Al descubierto quedó una red delincuencial que habría estafado a más de 1.000 personas con falsos beneficios turísticos. Las autoridades atendieron denuncias y avanzaron con las investigaciones.
Dos de los presuntos integrantes fueron judicializados y asegurados tras ser señalados de contactar personas vulnerables en centros comerciales, ofrecerles bonos, descuentos y planes turísticos con el propósito de apoderarse de sus datos personales y posteriormente abrir productos financieros a su nombre.
En una acción contra las estructuras que afectan el patrimonio de los ciudadanos, la Fiscalía General de la Nación judicializó a dos posibles integrantes de una red delincuencial señalada de engañar sistemáticamente a más de 1.000 personas en Medellín, departamento de Antioquia, mediante la oferta de falsas membresías y facilidades para acceder a paquetes turísticos, con el fin de conocer información privilegiada de las víctimas y tramitar productos financieros a su nombre.
Se trata de Ruthber Jhonaido Palacio Graciano, presunto cabecilla de la organización, y Jorman Andrés Sepúlveda Palacio, quienes, mediante maniobras fraudulentas, habrían obtenido más de 14.000 millones de pesos.
De acuerdo con las evidencias recaudadas, el grupo delictivo creó varias empresas fachadas que simulaban ser agencias de viajes legítimas, dotadas de infraestructura, empleados y apariencia comercial, con el propósito de generar confianza y facilitar el engaño.
De esta manera, contactaba a adultos mayores, ciudadanos con limitaciones visuales o cognitivas o población vulnerable, y les hacían creer que habían sido favorecidos con bonos y descuentos exclusivos de alto nivel.
Posteriormente, los conducían a las oficinas de las supuestas agencias, donde les exigía, como requisito de ingreso, entregar cédulas, tarjetas bancarias y teléfonos móviles, con el pretexto de validar dichos beneficios.

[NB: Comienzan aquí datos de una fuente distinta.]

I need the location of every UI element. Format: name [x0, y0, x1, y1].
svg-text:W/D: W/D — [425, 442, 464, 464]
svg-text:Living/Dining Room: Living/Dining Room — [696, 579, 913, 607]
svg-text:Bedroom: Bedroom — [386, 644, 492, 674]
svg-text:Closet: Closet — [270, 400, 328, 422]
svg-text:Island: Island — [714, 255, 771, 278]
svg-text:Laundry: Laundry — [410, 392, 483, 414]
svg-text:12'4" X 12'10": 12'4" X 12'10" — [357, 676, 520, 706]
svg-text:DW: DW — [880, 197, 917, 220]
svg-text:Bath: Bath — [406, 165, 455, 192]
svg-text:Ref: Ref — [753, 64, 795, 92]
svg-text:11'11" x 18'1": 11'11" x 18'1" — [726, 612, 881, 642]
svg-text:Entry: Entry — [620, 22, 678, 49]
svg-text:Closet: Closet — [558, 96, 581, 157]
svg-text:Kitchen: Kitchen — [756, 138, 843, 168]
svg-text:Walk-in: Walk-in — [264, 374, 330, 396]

De manera paralela, otros involucrados en el entramado ilegal accedían a la información contenida en los dispositivos, abrían productos financieros a título de las víctimas y realizaban transacciones fraudulentas, desviando los recursos hacia cuentas que estaban en su control.
En desarrollo de las labores de policía judicial lideradas por el Cuerpo Técnico de Investigación (CTI), realizaron 15 diligencias de allanamiento y registro en Medellín y La Ceja (Antioquia), y Manizales (Caldas), en las que fueron incautados discos duros, computadores, celulares, bases de datos y otros elementos de interés para el proceso.